10.2 Wind-Driven Processes at the Snow-Atmosphere Interface: Challenges and Approaches in Snow-Hydrological Modeling

Thursday, 16 July 2020: 10:40 AM
Virtual Meeting Room
Rebecca Mott, WSL Institute for Snow and Avalanche Research SLF, Davos, Switzerland; and D. Reynolds, B. Kruyt, M. haugeneder Jr., M. lehning, and T. jonas Sr.

The strong heterogeneity of the mountain snow-cover across different scales is mainly induced by complex snow -atmosphere interactions. The main focus of this study is to improve the representation of wind-driven coupling processes between snow and atmosphere in snow hydrological models We present findings from recent experimental studies on snow-atmosphere interactions which motivate new modelling strategies within the framework of the Swiss operational snow-hydrological model system. We will show selected examples of experimental studies conducted during the snow accumulation and the ablation season. For the snow accumulation season, we can show that the local flow field at the ridge scale determines precipitation patterns by advecting hydrometeors downwind of mountain ridges and peaks. This process is known as preferential deposition of snow and plays a decisive role in the final distribution of snow and snow loading on leeward slopes on the same magnitude as redistribution of fallen snow. For the melting season our measurements provide detailed insight into mechanisms of local heat advection processes over melting snow. We further identified that the increase in mean air temperature due to a snow-albedo temperature-feedback significantly affects turbulent heat exchange towards the snow cover and thus snow melt. Our experiments also highlight high temporal and spatial dynamics of local turbulence profiles of momentum and heat, indicating strong changes of the local thermodynamics at a glacier when larger-scale flows disturb the persistent katabatic flow.
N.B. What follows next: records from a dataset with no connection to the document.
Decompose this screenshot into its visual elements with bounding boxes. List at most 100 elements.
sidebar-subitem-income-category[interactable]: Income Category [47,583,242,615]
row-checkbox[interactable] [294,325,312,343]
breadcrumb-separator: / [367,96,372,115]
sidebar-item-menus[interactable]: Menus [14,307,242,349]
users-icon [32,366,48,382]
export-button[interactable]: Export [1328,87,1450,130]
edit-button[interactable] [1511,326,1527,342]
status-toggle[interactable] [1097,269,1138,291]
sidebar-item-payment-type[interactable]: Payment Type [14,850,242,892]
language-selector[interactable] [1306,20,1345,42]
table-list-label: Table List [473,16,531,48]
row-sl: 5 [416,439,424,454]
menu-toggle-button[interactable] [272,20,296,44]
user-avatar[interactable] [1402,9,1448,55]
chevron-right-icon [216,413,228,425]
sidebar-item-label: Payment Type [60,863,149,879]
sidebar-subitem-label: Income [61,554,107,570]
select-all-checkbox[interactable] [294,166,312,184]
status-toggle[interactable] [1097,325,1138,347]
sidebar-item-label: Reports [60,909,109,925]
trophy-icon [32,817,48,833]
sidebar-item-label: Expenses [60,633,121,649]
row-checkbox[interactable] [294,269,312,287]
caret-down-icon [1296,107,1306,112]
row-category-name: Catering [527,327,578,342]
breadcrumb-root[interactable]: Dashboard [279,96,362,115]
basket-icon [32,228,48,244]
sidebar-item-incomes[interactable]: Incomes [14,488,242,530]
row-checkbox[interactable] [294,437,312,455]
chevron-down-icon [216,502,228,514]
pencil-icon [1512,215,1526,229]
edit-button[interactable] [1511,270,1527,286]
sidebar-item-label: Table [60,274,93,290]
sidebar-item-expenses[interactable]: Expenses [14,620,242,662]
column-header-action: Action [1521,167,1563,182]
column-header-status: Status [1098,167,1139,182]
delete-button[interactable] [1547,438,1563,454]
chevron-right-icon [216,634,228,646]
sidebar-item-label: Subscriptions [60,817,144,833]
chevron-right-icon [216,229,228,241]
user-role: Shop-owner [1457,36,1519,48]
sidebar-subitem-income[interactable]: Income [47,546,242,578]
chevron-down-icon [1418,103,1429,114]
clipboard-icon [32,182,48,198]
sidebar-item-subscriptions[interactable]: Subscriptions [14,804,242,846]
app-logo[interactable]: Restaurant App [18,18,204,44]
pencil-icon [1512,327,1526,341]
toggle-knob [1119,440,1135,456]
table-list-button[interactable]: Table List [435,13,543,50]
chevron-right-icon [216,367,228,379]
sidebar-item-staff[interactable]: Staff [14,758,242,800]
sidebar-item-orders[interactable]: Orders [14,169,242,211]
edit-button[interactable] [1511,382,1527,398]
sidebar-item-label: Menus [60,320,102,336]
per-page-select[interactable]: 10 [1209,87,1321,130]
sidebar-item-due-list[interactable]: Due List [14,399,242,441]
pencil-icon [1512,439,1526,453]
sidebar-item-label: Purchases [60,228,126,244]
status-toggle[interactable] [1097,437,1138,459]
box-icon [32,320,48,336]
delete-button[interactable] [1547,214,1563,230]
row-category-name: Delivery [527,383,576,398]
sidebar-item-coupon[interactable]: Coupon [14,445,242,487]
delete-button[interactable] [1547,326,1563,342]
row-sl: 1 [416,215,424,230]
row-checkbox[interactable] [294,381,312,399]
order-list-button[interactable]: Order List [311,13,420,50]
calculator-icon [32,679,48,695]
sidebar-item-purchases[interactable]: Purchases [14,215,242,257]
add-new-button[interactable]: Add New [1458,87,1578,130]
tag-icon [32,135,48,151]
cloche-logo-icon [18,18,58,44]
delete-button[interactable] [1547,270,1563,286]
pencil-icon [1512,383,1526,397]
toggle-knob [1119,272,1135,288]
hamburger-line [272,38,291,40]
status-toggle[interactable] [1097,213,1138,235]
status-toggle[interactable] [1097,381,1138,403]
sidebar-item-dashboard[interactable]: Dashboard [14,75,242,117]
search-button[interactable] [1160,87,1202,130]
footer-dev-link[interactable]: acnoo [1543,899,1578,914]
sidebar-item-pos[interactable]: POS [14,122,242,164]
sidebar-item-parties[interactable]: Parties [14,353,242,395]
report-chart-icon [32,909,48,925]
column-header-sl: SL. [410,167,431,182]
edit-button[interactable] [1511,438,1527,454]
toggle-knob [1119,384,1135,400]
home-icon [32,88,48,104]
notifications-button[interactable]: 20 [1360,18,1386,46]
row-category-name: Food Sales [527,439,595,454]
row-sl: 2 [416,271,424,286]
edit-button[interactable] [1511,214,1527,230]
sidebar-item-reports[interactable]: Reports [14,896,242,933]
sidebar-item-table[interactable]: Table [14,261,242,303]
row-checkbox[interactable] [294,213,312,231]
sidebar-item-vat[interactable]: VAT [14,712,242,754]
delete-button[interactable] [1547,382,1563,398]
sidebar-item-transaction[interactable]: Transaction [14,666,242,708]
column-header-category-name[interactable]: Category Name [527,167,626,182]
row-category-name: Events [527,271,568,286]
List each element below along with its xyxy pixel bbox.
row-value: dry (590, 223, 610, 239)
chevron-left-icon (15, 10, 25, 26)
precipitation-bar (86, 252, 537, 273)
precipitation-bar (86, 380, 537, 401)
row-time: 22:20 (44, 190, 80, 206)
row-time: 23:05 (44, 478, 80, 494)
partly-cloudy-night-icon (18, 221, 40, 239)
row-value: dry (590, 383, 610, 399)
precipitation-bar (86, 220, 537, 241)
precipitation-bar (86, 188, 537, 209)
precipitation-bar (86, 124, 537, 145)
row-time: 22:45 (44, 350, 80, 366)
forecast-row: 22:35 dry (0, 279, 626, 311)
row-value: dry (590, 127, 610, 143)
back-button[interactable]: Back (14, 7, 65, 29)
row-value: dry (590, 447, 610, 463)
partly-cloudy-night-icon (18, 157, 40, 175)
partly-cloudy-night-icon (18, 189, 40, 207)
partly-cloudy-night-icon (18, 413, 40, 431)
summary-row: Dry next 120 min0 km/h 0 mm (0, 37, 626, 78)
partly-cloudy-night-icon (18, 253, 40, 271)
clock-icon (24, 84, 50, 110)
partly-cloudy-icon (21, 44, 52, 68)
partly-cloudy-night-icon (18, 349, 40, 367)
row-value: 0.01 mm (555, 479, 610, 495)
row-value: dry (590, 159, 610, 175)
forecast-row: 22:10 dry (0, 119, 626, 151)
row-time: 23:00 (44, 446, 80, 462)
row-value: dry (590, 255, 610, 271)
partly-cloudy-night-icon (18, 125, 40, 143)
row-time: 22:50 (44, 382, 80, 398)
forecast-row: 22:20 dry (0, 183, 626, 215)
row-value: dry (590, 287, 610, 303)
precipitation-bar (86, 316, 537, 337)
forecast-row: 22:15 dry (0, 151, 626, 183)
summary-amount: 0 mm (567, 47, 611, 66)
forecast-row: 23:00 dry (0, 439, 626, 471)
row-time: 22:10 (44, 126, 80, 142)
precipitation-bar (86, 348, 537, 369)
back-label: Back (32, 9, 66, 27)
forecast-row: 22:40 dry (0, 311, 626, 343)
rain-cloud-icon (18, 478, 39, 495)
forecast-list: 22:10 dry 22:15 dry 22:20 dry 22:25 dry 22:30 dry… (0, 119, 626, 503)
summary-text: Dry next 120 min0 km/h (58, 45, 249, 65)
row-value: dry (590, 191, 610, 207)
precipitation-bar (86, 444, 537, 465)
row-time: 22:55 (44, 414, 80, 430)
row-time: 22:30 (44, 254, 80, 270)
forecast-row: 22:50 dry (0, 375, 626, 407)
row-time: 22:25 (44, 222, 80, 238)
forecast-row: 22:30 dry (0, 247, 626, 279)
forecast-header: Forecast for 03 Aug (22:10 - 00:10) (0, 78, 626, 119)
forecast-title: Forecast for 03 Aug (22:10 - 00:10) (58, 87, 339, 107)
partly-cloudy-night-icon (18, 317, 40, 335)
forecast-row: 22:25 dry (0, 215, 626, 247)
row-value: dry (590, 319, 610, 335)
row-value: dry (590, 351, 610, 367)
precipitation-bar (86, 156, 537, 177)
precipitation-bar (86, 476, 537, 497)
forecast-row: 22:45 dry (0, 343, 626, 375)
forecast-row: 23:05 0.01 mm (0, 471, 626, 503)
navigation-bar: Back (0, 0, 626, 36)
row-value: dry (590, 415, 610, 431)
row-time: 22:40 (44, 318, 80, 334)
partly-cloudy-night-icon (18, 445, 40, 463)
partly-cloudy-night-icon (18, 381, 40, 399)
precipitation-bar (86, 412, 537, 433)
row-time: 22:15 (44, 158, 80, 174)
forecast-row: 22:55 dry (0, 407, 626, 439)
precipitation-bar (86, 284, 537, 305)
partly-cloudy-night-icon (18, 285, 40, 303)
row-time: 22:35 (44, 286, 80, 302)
These wind-driven coupling processes strongly affect the mass and energy balance of mountain snow covers in mountain catchments. The key to improved operational snow cover predictions for large mountainous catchments is the coupling of physically based state-of-the art models for both atmospheric and snow cover processes to better resolve processes that act at the snow – atmosphere interface. We therefore fully couple a snow process model (FSM) to an inter-complexity atmospheric model (ICAR). The model framework is using Consortium for Small-Scale Modeling (COSMO1) reanalysis as initial and boundary conditions (COMSO-ICAR). The model coupling will not only allow to solve the energy and mass exchange at the snow-atmosphere interface in the vertical but also in the horizontal direction and therefore allows to account for the lateral interaction between grid cells. This allows us by the first time to fully account for complex snow-atmosphere interactions and feedback mechanisms. Furthermore, the intermediate complexity of the model allows to run simulations for very large mountain catchments on a very high resolution of 250 m. The purpose of the new model chain is to: i) develop a model for preferential deposition of snowfall, ii) assess snow albedo-temperature feedbacks in spring, iii) assess local heat advection effects on snow melt dynamics and iv) directly account for changes of local flow systems on the energy balance of the local snow cover. The development of a model chain that fully describes all relevant atmospheric and snow-cover processes at very high resolutions helps us to assess the relevance of snow deposition processes at the ridge scale for seasonal snow-cover dynamics and the mass balance of glaciers as well as the change of local meteorology with decreasing snow-cover fraction. In this presentation we will demonstrate how this model approach is able to reproduce wind-driven coupling processes at the snow-atmosphere interface that have been observed during field experiments.